WASHINGTON – With the world focused on the latest Middle East flareup and the increasing prospect for a wider military conflict there, a little-noticed U.S. report has sounded new alarms over the vulnerability of the U.S. electric power-grid system to terrorist attacks, which could cause even more damage than natural disasters, according to a report from Joseph Farah’s G2 Bulletin.
The effect, according to the National Research Council of the National Academy of Sciences, would be blackouts over large regions of the country for weeks and even months, costing billions of dollars to repair.
The NRC report warned that the power grid is “inherently vulnerable” physically given the distances it covers, an already overly stressed bulk high-voltage system that can result in multiple failures.

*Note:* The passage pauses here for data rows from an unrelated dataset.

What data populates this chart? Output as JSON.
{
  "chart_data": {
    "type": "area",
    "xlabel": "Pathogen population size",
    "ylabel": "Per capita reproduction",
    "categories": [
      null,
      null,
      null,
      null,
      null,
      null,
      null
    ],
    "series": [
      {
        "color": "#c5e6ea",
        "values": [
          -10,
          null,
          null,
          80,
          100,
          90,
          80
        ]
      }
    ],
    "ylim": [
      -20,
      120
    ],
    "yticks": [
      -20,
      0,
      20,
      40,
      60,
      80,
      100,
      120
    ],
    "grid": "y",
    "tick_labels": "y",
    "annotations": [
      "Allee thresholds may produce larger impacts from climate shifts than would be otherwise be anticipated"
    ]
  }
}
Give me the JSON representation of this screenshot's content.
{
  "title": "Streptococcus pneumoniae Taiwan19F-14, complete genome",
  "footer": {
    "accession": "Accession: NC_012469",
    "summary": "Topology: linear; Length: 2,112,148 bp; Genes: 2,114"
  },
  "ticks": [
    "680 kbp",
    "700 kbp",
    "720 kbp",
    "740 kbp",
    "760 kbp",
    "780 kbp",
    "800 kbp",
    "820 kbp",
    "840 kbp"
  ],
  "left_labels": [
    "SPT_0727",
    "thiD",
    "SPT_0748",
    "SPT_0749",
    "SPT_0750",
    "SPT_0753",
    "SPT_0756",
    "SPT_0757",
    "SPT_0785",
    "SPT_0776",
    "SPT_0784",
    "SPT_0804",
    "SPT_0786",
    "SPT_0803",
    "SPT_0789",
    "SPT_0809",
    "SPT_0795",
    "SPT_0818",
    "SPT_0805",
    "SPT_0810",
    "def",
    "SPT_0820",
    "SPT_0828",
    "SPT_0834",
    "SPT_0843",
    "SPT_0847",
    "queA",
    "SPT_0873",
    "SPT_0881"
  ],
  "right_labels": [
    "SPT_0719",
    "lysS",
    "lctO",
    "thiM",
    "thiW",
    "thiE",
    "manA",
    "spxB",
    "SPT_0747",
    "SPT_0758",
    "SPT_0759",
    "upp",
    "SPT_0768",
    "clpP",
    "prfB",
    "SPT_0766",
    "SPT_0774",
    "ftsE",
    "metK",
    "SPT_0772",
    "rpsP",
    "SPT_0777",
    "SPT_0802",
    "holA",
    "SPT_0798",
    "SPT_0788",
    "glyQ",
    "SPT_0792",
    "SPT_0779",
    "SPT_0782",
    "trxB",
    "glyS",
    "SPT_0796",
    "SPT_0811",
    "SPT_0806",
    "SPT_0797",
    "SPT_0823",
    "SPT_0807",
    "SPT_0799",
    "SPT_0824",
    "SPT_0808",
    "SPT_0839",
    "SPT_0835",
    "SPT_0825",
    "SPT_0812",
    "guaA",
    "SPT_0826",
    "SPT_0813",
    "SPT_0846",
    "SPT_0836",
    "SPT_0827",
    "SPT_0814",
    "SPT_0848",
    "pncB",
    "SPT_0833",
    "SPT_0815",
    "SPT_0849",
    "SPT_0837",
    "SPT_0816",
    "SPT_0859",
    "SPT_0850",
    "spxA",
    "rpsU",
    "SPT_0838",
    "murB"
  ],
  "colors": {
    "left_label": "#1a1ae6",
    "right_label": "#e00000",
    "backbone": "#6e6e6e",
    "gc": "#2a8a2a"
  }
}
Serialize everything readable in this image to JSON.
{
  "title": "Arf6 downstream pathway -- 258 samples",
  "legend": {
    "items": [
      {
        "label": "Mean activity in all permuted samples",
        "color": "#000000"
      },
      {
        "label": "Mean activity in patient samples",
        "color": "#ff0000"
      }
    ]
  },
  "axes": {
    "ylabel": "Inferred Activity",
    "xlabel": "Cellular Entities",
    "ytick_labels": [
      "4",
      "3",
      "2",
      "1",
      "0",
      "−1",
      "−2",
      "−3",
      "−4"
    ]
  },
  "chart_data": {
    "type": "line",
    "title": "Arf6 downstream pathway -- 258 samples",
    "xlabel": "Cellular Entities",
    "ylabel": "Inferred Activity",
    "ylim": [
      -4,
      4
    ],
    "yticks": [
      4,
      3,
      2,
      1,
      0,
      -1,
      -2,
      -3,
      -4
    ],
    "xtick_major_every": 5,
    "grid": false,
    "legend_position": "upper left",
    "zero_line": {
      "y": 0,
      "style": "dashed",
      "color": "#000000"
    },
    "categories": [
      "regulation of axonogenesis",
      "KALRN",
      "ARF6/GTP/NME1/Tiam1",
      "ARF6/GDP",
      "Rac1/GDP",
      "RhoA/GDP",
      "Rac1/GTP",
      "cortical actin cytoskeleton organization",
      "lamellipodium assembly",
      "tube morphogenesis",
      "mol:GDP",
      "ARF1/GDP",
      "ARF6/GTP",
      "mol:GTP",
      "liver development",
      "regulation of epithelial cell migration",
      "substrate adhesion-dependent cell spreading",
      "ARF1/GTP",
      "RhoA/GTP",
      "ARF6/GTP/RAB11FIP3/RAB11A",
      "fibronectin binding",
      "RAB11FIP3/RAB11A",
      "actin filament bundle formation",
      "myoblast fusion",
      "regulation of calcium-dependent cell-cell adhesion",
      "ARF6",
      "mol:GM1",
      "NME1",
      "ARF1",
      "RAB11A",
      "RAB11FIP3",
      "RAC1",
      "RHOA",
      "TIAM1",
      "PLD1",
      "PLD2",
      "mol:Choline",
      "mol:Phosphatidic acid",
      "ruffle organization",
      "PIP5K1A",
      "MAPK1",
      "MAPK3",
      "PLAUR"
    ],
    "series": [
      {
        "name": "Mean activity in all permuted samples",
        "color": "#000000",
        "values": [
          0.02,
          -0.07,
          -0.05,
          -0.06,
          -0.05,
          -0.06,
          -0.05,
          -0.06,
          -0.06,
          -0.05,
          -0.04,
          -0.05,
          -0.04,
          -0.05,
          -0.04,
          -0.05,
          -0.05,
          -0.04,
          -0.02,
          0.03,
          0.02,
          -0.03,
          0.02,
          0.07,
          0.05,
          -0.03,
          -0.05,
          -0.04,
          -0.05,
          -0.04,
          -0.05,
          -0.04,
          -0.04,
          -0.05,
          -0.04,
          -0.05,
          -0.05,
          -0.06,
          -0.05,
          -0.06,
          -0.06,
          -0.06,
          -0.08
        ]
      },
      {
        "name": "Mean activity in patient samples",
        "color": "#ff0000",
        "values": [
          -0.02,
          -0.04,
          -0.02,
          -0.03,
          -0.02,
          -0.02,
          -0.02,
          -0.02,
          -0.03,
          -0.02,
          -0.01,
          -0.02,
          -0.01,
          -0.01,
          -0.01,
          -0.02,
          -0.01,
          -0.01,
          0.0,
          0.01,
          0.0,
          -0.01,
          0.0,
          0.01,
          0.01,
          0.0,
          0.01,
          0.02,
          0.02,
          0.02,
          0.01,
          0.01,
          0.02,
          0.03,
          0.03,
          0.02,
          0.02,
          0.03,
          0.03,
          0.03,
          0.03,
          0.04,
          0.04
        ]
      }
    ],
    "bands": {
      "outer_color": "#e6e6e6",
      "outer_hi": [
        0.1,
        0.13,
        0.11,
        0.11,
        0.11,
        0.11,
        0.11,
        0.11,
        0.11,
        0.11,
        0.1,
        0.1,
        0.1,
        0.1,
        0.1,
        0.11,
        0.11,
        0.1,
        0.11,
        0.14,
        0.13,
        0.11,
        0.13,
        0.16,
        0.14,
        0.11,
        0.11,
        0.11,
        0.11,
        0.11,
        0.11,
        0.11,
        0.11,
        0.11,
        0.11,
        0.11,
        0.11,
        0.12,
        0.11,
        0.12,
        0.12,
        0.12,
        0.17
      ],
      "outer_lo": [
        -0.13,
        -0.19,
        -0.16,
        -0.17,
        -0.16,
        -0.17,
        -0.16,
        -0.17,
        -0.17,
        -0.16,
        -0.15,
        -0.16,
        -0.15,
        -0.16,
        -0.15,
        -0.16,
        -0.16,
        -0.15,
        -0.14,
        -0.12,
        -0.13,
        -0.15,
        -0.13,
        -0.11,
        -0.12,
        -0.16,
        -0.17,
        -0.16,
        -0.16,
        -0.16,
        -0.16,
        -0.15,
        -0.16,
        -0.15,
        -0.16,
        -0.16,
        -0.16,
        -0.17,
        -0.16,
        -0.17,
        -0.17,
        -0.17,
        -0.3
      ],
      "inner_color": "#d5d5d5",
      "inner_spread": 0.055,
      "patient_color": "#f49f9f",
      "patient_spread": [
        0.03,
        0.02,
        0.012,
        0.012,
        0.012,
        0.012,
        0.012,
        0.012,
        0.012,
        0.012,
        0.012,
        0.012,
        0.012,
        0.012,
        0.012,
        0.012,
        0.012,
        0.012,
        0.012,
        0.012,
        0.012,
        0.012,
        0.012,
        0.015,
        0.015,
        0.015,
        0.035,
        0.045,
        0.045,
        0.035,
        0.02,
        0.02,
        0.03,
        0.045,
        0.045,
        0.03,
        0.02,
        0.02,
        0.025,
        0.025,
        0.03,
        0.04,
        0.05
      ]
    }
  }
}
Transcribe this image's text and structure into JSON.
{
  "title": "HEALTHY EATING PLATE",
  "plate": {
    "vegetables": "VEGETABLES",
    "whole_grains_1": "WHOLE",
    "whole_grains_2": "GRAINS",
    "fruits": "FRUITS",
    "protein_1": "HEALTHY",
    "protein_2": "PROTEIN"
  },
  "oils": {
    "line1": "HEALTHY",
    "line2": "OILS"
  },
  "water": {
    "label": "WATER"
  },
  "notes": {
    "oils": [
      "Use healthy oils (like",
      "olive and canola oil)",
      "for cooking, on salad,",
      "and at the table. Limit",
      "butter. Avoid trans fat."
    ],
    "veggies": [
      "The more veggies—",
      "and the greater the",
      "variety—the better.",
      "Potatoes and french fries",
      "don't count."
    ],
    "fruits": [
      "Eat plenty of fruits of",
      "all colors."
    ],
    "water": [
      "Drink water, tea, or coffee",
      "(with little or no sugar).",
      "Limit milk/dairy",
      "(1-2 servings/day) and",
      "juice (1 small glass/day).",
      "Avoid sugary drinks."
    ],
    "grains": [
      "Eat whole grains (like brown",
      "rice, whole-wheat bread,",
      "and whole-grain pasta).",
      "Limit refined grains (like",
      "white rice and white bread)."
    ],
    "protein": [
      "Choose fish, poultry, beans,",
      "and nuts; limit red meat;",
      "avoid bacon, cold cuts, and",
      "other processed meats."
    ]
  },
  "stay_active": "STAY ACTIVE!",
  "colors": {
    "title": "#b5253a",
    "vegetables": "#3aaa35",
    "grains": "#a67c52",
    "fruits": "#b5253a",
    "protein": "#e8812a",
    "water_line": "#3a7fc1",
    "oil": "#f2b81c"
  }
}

In addition, most of the major facilities remain unguarded.
A potential scandal surrounding this report is that it actually was written in 2007 but ordered classified in its entirety by the U.S. Department of Homeland Security. This means that DHS has known for at least five years of the various natural and manmade threats to the nation’s national grid system but has done virtually nothing to minimize potential damage.
The fact that it was released now strongly suggests that little has been done in the intervening years by DHS to mitigate the threats to the national grid system.
As WND/G2Bulletin recently reported, DHS has come under congressional fire for not giving EMP effects on the national grid system a high priority in disaster scenarios that would prompt action by DHS.
Failure to release the report for five years was briefly addressed in a forward to the report by Charles M. Vest, president of the National Academy of Engineering, who said that key findings of the report remain “highly relevant.”
“We regret the long delay in approving this report for public release,” Vest said.
“We understand the need to safeguard security information that may need to remain classified. But openness is also required to accelerate the progress with current technology and implementation of research and development of new technology to better protect the nation from terrorism and other threats.”